Though I really wish I could find a game that had the political depth of Empire of the Fading Suns board or PC…

Both Champions and Raiders are pretty heavy in “gamer” theme. I’m leaning towards something a bit less combat oriented. So far, I’ve got Viticulture and Harvest on the short list. Possibly Pioneer Days too,.

I think Viticulture would be a very solid introduction to worker placement, with more legs than some of the really introductory ones.

What are you looking for exactly? I can offer a couple of suggestions in this direction, Fief, John Company, Republic of Rome, etc.

Bring it to my house.

Dominant Species. This way you can teach worker placement and two area control games at the same time.

Yeah, that’ll be great if your non-gamer friends like 6-hour long games where you have to count and re-count your pieces hundreds of times. #NotAFan

I think Lords of Waterdeep is the canonical “introductory worker placement game”. The rules are very simple, and can be explained in a few minutes. The actions you take are mostly very basic (take one or two cubes). The only downside is that the D&D theme might be too geeky for non-gamers.

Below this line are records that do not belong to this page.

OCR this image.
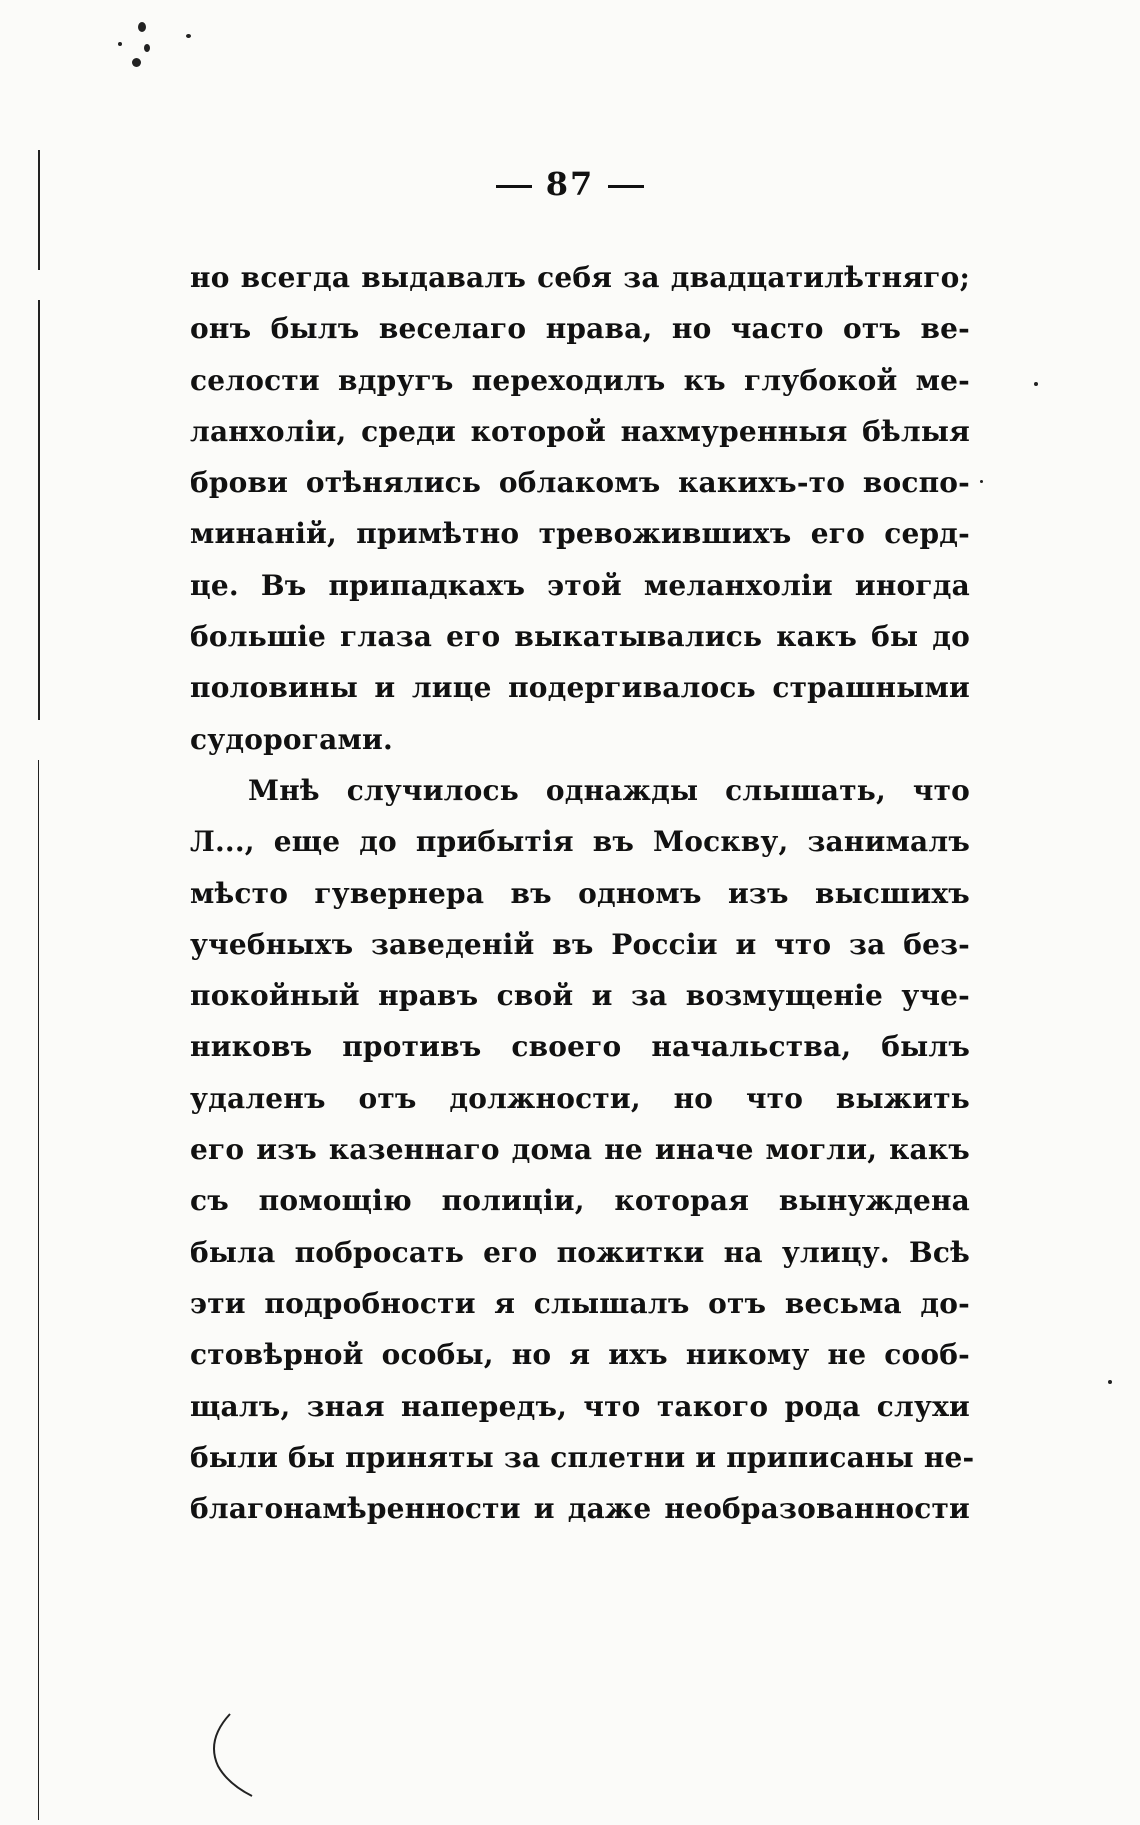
87
но всегда выдавалъ себя за двадцатилѣтняго;
онъ былъ веселаго нрава, но часто отъ ве-
селости вдругъ переходилъ къ глубокой ме-
ланхоліи, среди которой нахмуренныя бѣлыя
брови отѣнялись облакомъ какихъ-то воспо-
минаній, примѣтно тревожившихъ его серд-
це. Въ припадкахъ этой меланхоліи иногда
большіе глаза его выкатывались какъ бы до
половины и лице подергивалось страшными
судорогами.
Мнѣ случилось однажды слышать, что
Л..., еще до прибытія въ Москву, занималъ
мѣсто гувернера въ одномъ изъ высшихъ
учебныхъ заведеній въ Россіи и что за без-
покойный нравъ свой и за возмущеніе уче-
никовъ противъ своего начальства, былъ
удаленъ отъ должности, но что выжить
его изъ казеннаго дома не иначе могли, какъ
съ помощію полиціи, которая вынуждена
была побросать его пожитки на улицу. Всѣ
эти подробности я слышалъ отъ весьма до-
стовѣрной особы, но я ихъ никому не сооб-
щалъ, зная напередъ, что такого рода слухи
были бы приняты за сплетни и приписаны не-
благонамѣренности и даже необразованности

We need @tomchick in here.

Well, that and it being boring.

How dare you! No, wait, actually, that’s pretty fair. It is better with the corruption expansion.

My experience included that expansion, but in fairness also getting stuck with the beholder Lord, who is just bad.

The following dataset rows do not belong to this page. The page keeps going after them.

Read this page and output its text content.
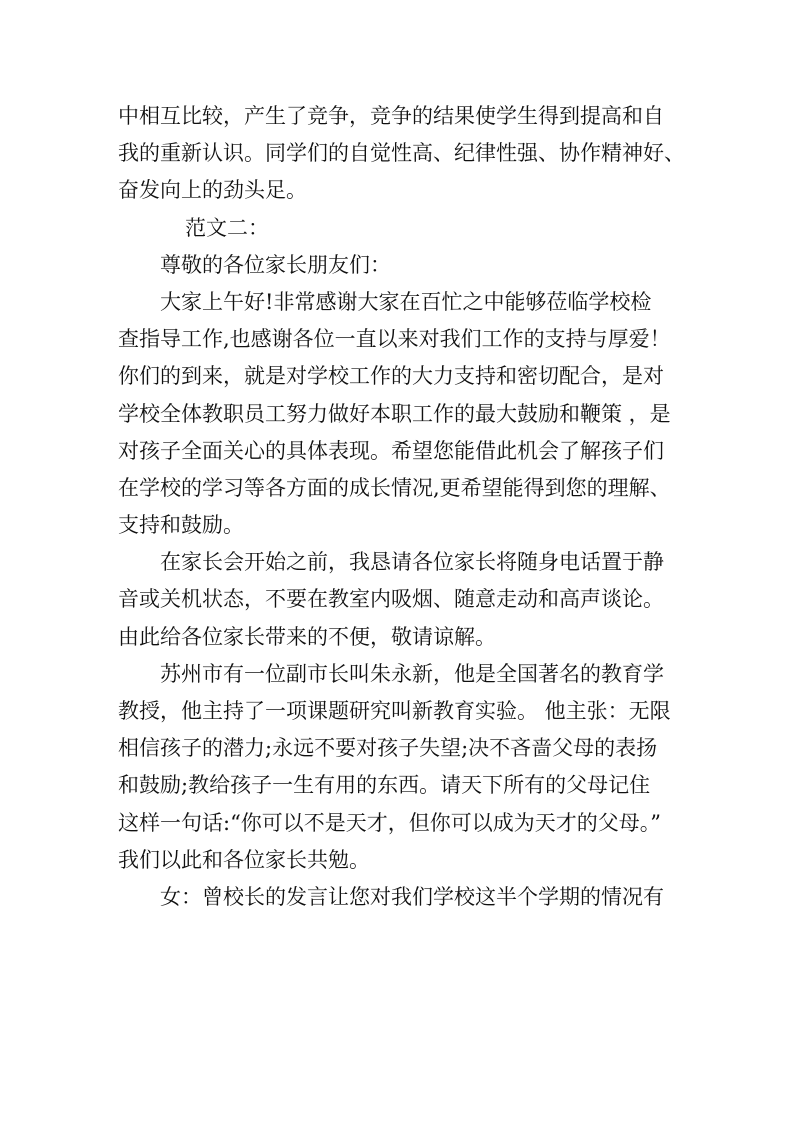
中相互比较，产生了竞争，竞争的结果使学生得到提高和自
我的重新认识。同学们的自觉性高、纪律性强、协作精神好、
奋发向上的劲头足。
范文二：
尊敬的各位家长朋友们：
大家上午好!非常感谢大家在百忙之中能够莅临学校检
查指导工作,也感谢各位一直以来对我们工作的支持与厚爱！
你们的到来，就是对学校工作的大力支持和密切配合，是对
学校全体教职员工努力做好本职工作的最大鼓励和鞭策 ，是
对孩子全面关心的具体表现。希望您能借此机会了解孩子们
在学校的学习等各方面的成长情况,更希望能得到您的理解、
支持和鼓励。
在家长会开始之前，我恳请各位家长将随身电话置于静
音或关机状态，不要在教室内吸烟、随意走动和高声谈论。
由此给各位家长带来的不便，敬请谅解。
苏州市有一位副市长叫朱永新，他是全国著名的教育学
教授，他主持了一项课题研究叫新教育实验。 他主张：无限
相信孩子的潜力;永远不要对孩子失望;决不吝啬父母的表扬
和鼓励;教给孩子一生有用的东西。请天下所有的父母记住
这样一句话:“你可以不是天才，但你可以成为天才的父母。”
我们以此和各位家长共勉。
女：曾校长的发言让您对我们学校这半个学期的情况有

I just got introduced to Rajas of the Ganges. If you like Champions of Midgard you would probably dig this one.

@Dave_Perkins and @JoshL are playing that game online through Yucata, and based on Dave’s enthusiasm, would probably play more. I played a game with them and didn’t really click with it. Yucata’s implementation is really solid, I learned about half the rules just by playing it.

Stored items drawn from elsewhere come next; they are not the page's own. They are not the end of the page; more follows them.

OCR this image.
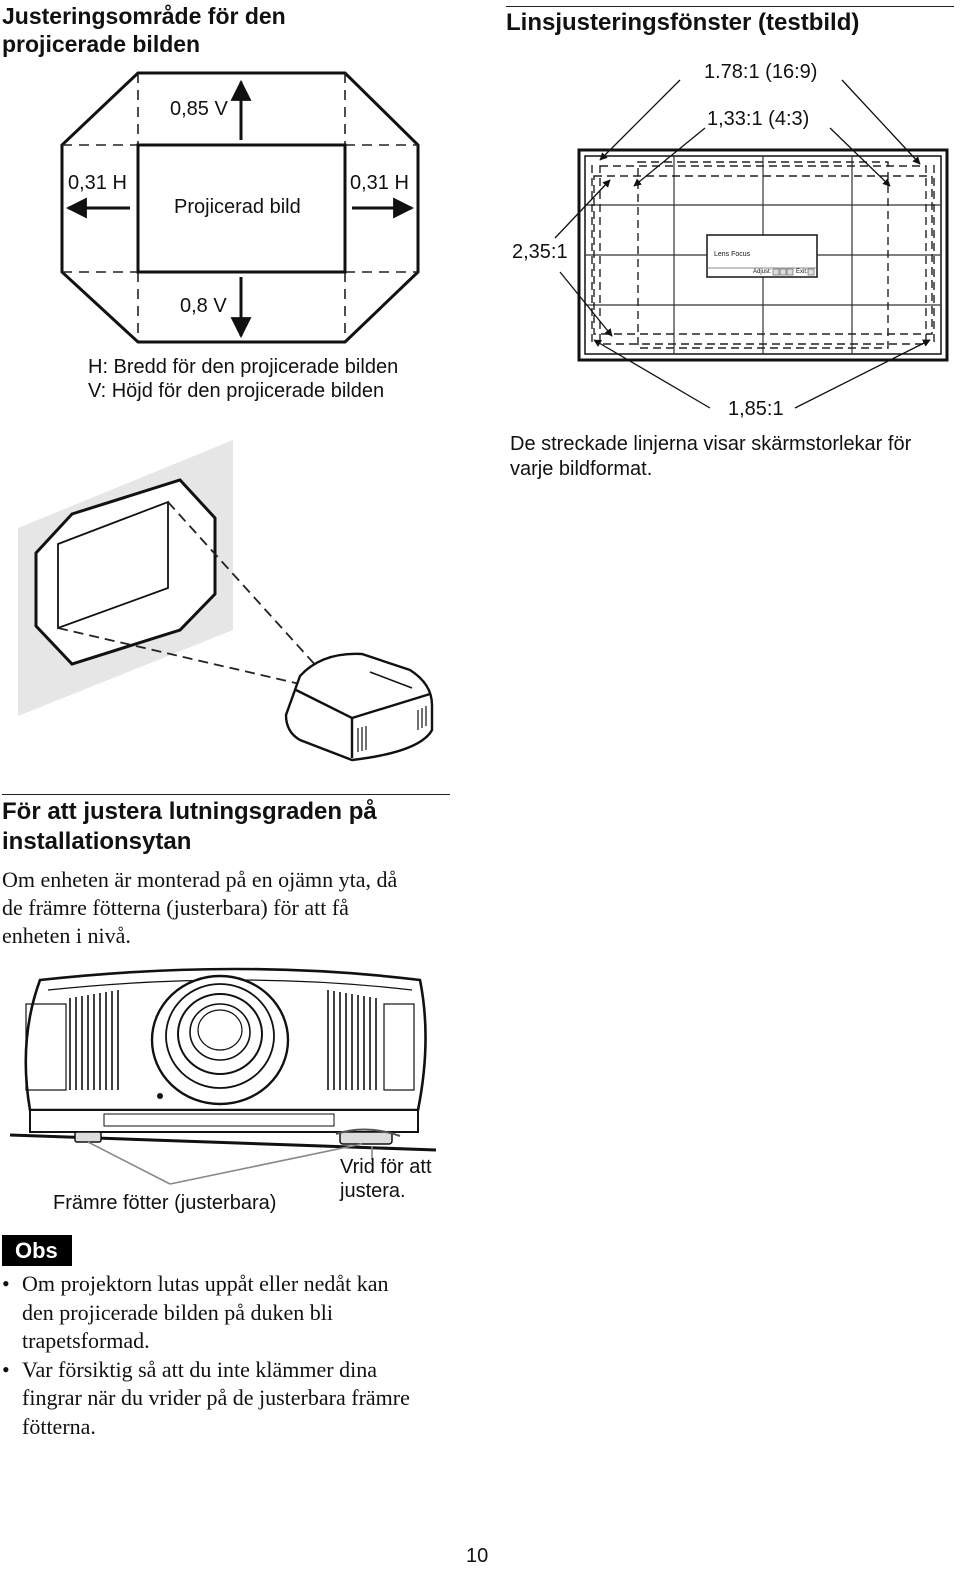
Justeringsområde för den
projicerade bilden
0,85 V
0,31 H	0,31 H
Projicerad bild
0,8 V
H: Bredd för den projicerade bilden
V: Höjd för den projicerade bilden
Linsjusteringsfönster (testbild)
Lens Focus
Adjust:	Exit:
1.78:1 (16:9)
1,33:1 (4:3)
2,35:1
1,85:1
De streckade linjerna visar skärmstorlekar för
varje bildformat.
För att justera lutningsgraden på
installationsytan
Om enheten är monterad på en ojämn yta, då
de främre fötterna (justerbara) för att få
enheten i nivå.
Främre fötter (justerbara)
Vrid för att
justera.
Obs
• Om projektorn lutas uppåt eller nedåt kan
den projicerade bilden på duken bli
trapetsformad.
• Var försiktig så att du inte klämmer dina
fingrar när du vrider på de justerbara främre
fötterna.
10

Ha, yeah, guilty. I kinda like it. It is a simple game in a complex wrapper (so many icons!). There’s a zillion actions on the board, but three of them you use 80% of the time (and a lot of them you never use except in emergencies). It may or may not have legs, but I’m having a good time with it.

For new gamers, Stone Age>Lords of Waterdeep. That is simple mathematics.

Yeah, that’s not a bad choice either.

If you’re going to really play Lords of Waterdeep, man up and play Yedo:

  1. It’s got a better theme - Feudal Japan (better because I like it more and D&D themed games are a dime a dozen ;)
  2. The missions and rewards are more interesting.
  3. Game can be a brutal if you aren’t prepared.

Am I weird in saying Carcassonne is a worker placement game? Also a tile laying game. If it counts, definitely that is a better introduction than Lords of Waterdeep. I own both but Carcassonne is the better game. Especially in two-player and with anyone of any language.

I can see where you’re coming from but I don’t think it has the basic worker placement structure of limited action spaces you place workers in.

I just added Dinosaur Island to the mix as well. I think the Jurassic Park theme might mix well. I don’t find it to be a particularly difficult game to teach as long as you make it clear the victory points are the goal cards to work towards.